Contoh lain, jika ingin sukses melakukan penggalangan dana dari masyarakat untuk membantu suatu bencana, momentumnya paling hanya bertahan 1-2 minggu.  Itupun kalau pemberitaan tentang bencana itu diangkat terus menerus oleh media sosial atau meeting-meeting dalam kurun waktu tersebut. Oleh karena itu, untuk menyukseskan program safety kita, disamping unsur-unsur mengenali masalah, memahami audience, membuat action plan, berbagi peran, melibatkan karyawan, dsb kita perlu menambahkan unsur memanfaatkan “momentum”.  Lebih khusus lagi karena masa basi “momentum” sangat pendek.

Banyak momentum yang tidak bisa kita rencanakan, sehingga ketika momentum itu tiba, tidak ada pilihan kecuali kita harus mengalahkan agenda-agenda lain yang sudah direncanakan jauh hari sebelumnya. 

Tetapi  sesungguhnya momentum bisa diciptakan.

Jenis kegiatan safety yang terbanyak bisa menciptakan momentum adalah pelatihan. Pelatihan yang baik akan menghasilkan peserta yang memahami pengetahuan tentang topik pelatihan dengan baik, memiliki keterampilan menjalankannya, serta termotivasi kuat untuk menerapkan di lapangan segera setelah usai pelatihan.  Sekembali ke tempat kerja itulah momentum tertinggi. Ketika karyawan kembali ke lapangan belum ada program untuk menerapkan pelatihan yang baru diselesaikannya, tidak mendapat sambutan positif atau dukungan dan arahan dari atasannya, maka motivasi mereka untuk menerapkan akan punah dalam waktu singkat. 

Mengapa momentum itu penting?  Karena pada moment-moment itulah state of mind seseorang atau sekelompok orang sedang di puncak kesiapan menerima sesuatu.  Kondisi emosi mereka sedang terbuka untuk diisi sesuatu.  Attitude mereka dalam keadaan paling siap untuk menangkap sesuatu.  Ibaratnya seperti gelas yang sudah dikosongkan dan sangat siap untuk diisi minuman apapun.  Itulah momentum.

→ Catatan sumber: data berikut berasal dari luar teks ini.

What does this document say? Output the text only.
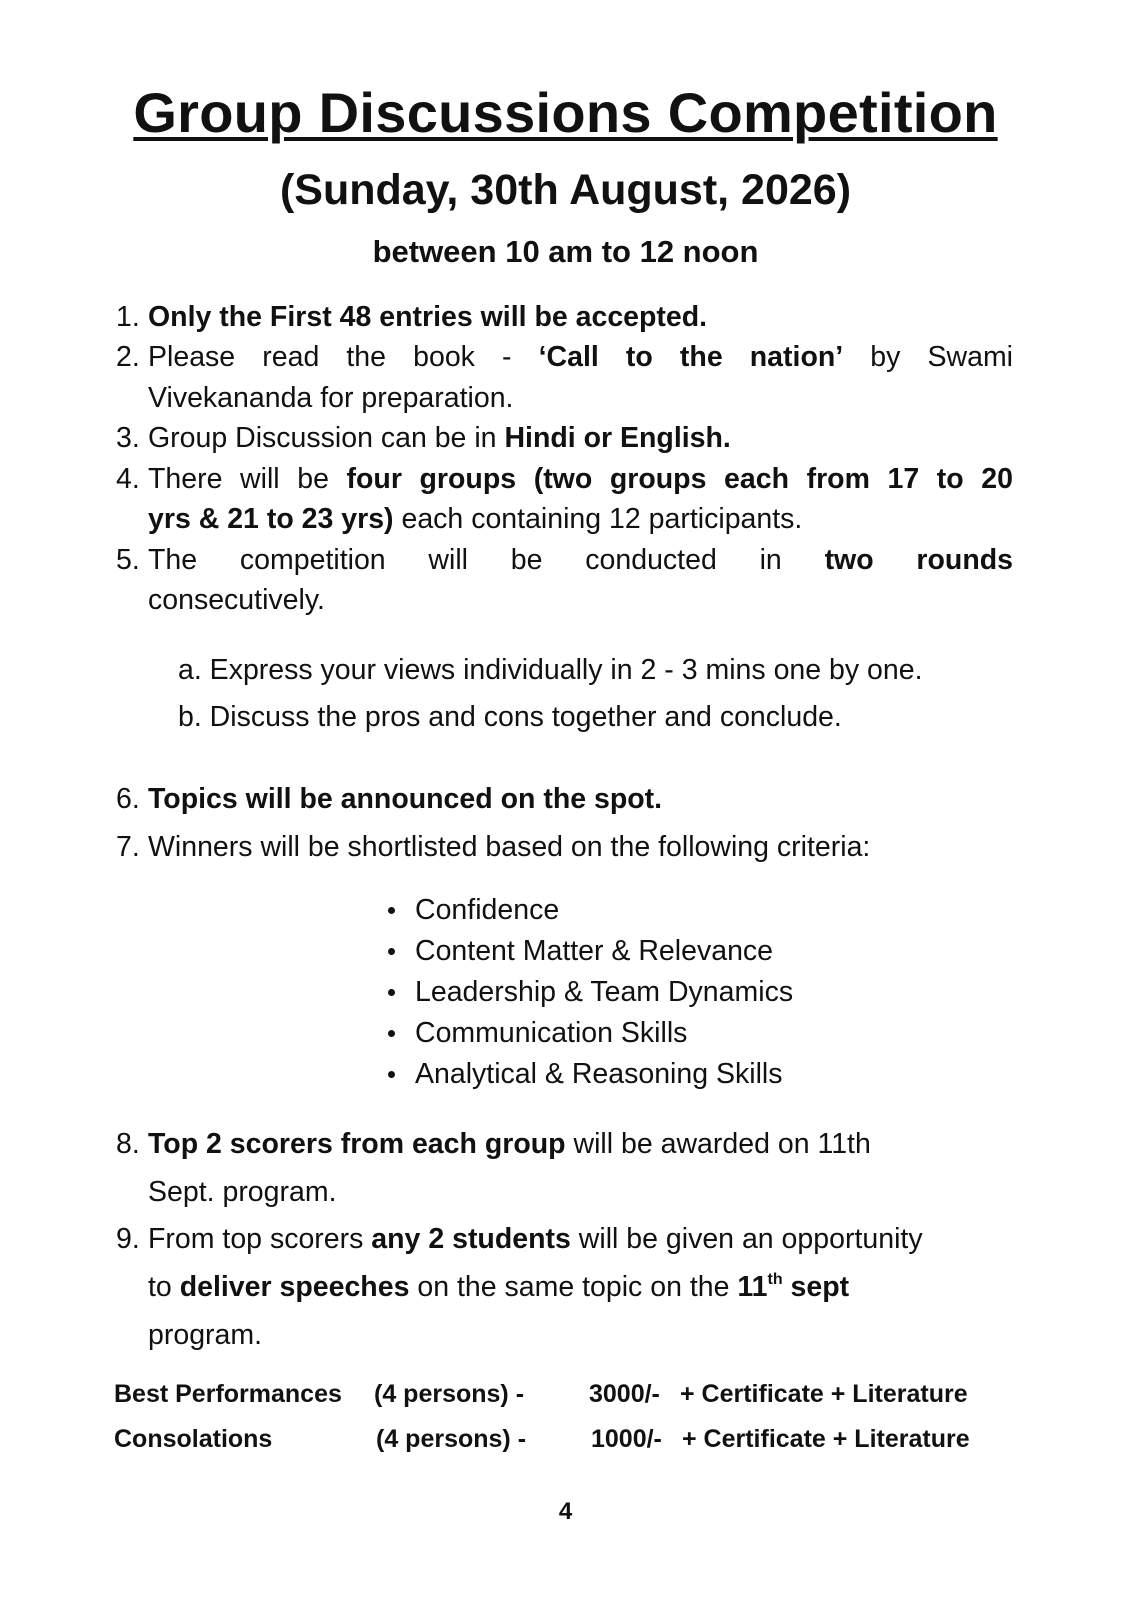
Group Discussions Competition
(Sunday, 30th August, 2026)
between 10 am to 12 noon
1. Only the First 48 entries will be accepted.
2. Please read the book - ‘Call to the nation’ by Swami
Vivekananda for preparation.
3. Group Discussion can be in Hindi or English.
4. There will be four groups (two groups each from 17 to 20
yrs & 21 to 23 yrs) each containing 12 participants.
5. The competition will be conducted in two rounds
consecutively.
a. Express your views individually in 2 - 3 mins one by one.
b. Discuss the pros and cons together and conclude.
6. Topics will be announced on the spot.
7. Winners will be shortlisted based on the following criteria:
Confidence
Content Matter & Relevance
Leadership & Team Dynamics
Communication Skills
Analytical & Reasoning Skills
8. Top 2 scorers from each group will be awarded on 11th
Sept. program.
9. From top scorers any 2 students will be given an opportunity
to deliver speeches on the same topic on the 11th sept
program.
Best Performances (4 persons) -	3000/- + Certificate + Literature
Consolations	(4 persons) -	1000/- + Certificate + Literature
4
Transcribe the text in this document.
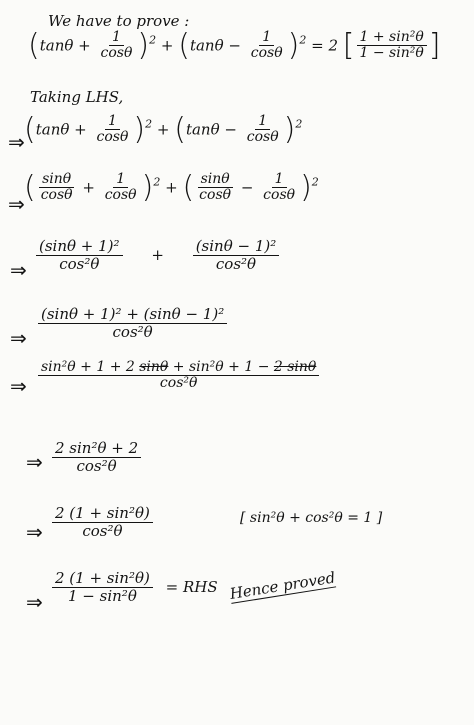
We have to prove :
$(\tan\theta + \frac{1}{\cos\theta} )^2 + (\tan\theta - \frac{1}{\cos\theta} )^2 = 2$ [ $\frac{\text{1 + sin²θ}}{\text{1 − sin²θ}}$ ]
Taking LHS,
⇒ $(\tan\theta + \frac{1}{\cos\theta} )^2 + (\tan\theta - \frac{1}{\cos\theta} )^2$
⇒ ( $\frac{\sin\theta}{\cos\theta} + \frac{1}{\cos\theta} )^2$ + ( $\frac{\sin\theta}{\cos\theta} - \frac{1}{\cos\theta} )^2$
⇒ $\frac{\text{(sinθ + 1)²}}{\text{cos²θ}} + \frac{\text{(sinθ − 1)²}}{\text{cos²θ}}$
⇒ $\frac{\text{(sinθ + 1)² + (sinθ − 1)²}}{\text{cos²θ}}$
⇒ $\frac{\text{sin²θ + 1 + 2 sinθ + sin²θ + 1 − 2 sinθ}}{\text{cos²θ}}$
⇒ $\frac{\text{2 sin²θ + 2}}{\text{cos²θ}}$
⇒ $\frac{\text{2 (1 + sin²θ)}}{\text{cos²θ}}$	[ sin²θ + cos²θ = 1 ]
⇒ $\frac{\text{2 (1 + sin²θ)}}{\text{1 − sin²θ}}$ = RHS Hence proved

Momentum harus dikenali dan dimanfaatkan sebaik-baiknya sebelum basi.  Sebaliknya sebelum menerapkan suatu program, lakukanlah sesi semacam awareness agar momentum itu terbentuk.  Momentum biasanya menyertai kondisi-kondisi di bawah ini:

Event

Perilaku menyia-nyiakan momentum

Gunakan momentum secara maksimal

  • Investigasi TKP
  • Investigasi TKP lengkap baru dilakukan setelah dapat berita dari tim medis bahwa kondisi cedera korban serius
  • Lakukan investigasi TKP segera tanpa tunda sebelum bekas-bekas hilang karena cuaca atau aktivitas manusia.
  • Wawancara saksi langsung kecelakaan
  • Beberapa saksi langsung diijinkan pulang untuk dilanjutkan wawancara keesokan harinya
  • Untuk memperoleh informasi yang original tanpa pengaruh atau tekanan, wawancarai semua saksi langsung kecelakaan sampai selesai sebelum mereka diijinkan.
  • Paska kecelakaan tragis
  • Puas dengan membebankan penyebab kecelakaan hanya pada satu orang dan telah memberinya tindakan disiplin
  • Tindak lanjuti dengan audit kasus, untuk mengetahui seberapa jauh penyebab kecelakaan jenis itu telah menjadi common practice di seluruh area operasi perusahaan.
  • Paska mendapat penalty dari pemerintah
  • Masih berpikir kecil dan lokal
  • Kesempatan memperbaiki strategi besar penerapan keselamatan termasuk pola hubungan kerja dengan para mitra kerja kontraktor yang selama ini mungkin telah menjadi penghambat efektivitas penerap program yang dibatasi oleh isi kontrak kerja dengan mereka.
  • Paska pelatihan
  • Setelah pelatihan selesai perusahaan belum menyiapkan  program penerapan yang terukur, setiap peserta sekedar diminta kesadarannya untuk menerapkan topik training itu sendiri-sendiri
  • Persiapkan program penerapan topik yang ditrainingkan itu sebelum pelatihan dimulai, sehingga usai pelatihan peserta bisa langsung menerapkan tanpa ada waktu kosong
  • Karyawan pulang training dari luar jobsite
  • Tidak ada kegiatan yang berbeda, semua berjalan normal-normal saja.
  • Usai pelatihan, karyawan harus diberikan akuntabilitas, bisa membuat program baru atau memodifikasi program yang sudah ada.
  • Paska safety induction perusahaan
  • Karyawan bekerja normal
  • Berikan karyawan baru induksi area kerja dan bila perlu diteruskan dengan on the job training dimentori oleh karyawan yang senior.

 

Menyiapkan program yang bisa mewadahi penerapannya adalah sama pentingnya dengan memberikan pelatihan itu sendiri.  Menyiapkan program yang harus dijalankan untuk karyawan yang dikirim pelatihan eksternal, sama pentingnya dengan membiayai mereka pergi training.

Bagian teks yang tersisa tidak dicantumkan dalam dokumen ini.